REincarnation: Water Is Life by Gloria Swain

“Reincarnation is the philosophical or religious concept that the non-physical essence of a living being starts a new life in a different physical form or body after biological death. I have frequent dreams about a woman who stares into the bright blue sky and cold blue waters. When she turns her head, I notice she bears a striking resemblance to me. And I wonder if my love and fear of water relates to my unknown unspoken ancestral histories. 

This work questions my own unknown history, my invisible identity due to racism, my questionable relationship to this land as a descendant of stolen Black bodies and whether my dreams are inherited memories. This work inquires whether we have been here before and if we are reincarnations of lost ancestors.”
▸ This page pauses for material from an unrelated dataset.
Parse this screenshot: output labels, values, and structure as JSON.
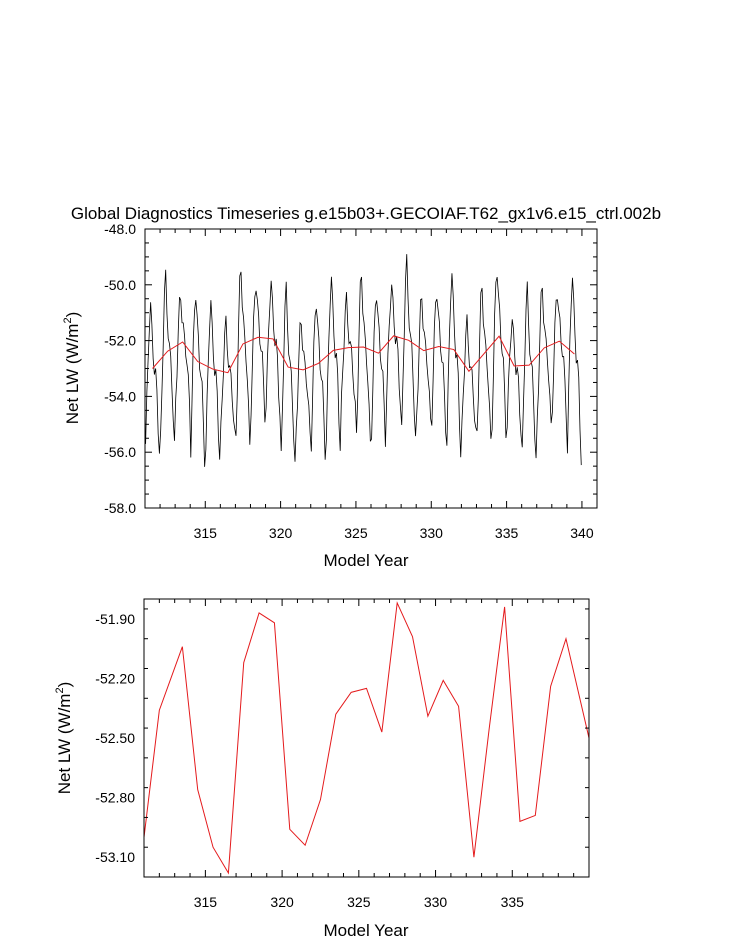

Land Becomes Ghost by Fallon Simard

In Land Becomes Ghost (2016), screenshots of news articles and protest advertisements about the Site C Dam repeat in a cycle with an anxiety-provoking soundtrack. Television static obscures the images as the title of the work reminds us that lands that people have lived on and made a living working with will soon be a distant memory. Simard’s work is firmly situated within a strong history in Canada of experimental Indigenous video art. Their experimental, politically charged work gets to the heart of issues of Indigenous sovereignty and struggle. (Cuthand, Thirza. Excerpt from Canadian Art.)

I CAN’T BREATHE by Mariam Magsi

“The moment my mother passed away at the hospital, I began to frantically collect all of the objects that surrounded her. Some of these objects were hospital property, such as clothing, oxygen masks, syringes, bandages and tubes. Most of these mundane objects would be considered discarded items, but for me they are deeply symbolic. These found objects hold traces and imprints of my mother’s body.

The 40 days spent at the hospital were traumatic, physically and emotionally taxing and extremely challenging. As the trauma is still fresh, the vivid memories from invasive medical procedures performed on my mother’s body keep playing over and over like a film in my mind. Often, these vivid visits from traumatic memories cause panic attacks and inability to breathe. Unguarded and unprotected by my mother, the first feminist I knew, my own mortality looms in front of me. After all, one of the last things we’ll learn from our parents is how to die.”

Like a Beaten Dog, Shaking as a Shadow Crosses Overhead by Aaron Moore

“In the landscape of moving-image, conversations of trauma, especially sexual traumas, are often limited to the moment of their happening. But trauma fractures memories, and shards of it are sent back and forward in time, sticking like splinters. It shifts in size and shape, and squeezes its way between the mundane and the frightening. Trauma acts as a liquid, water-logging memories leaving them heavy and stuck. While all the time shifting and turning the ground beneath. 

Like a Beaten Dog, Shaking as a Shadow Crosses Overhead exists as a narrative video piece and series of drawings/photographs/sound works both depicting and becoming a part of my own complex process of healing. A process that spans multiple psychological dimensions of time. This perpetually unfinished work seeks to act as a reminder that the process of healing will never be done.”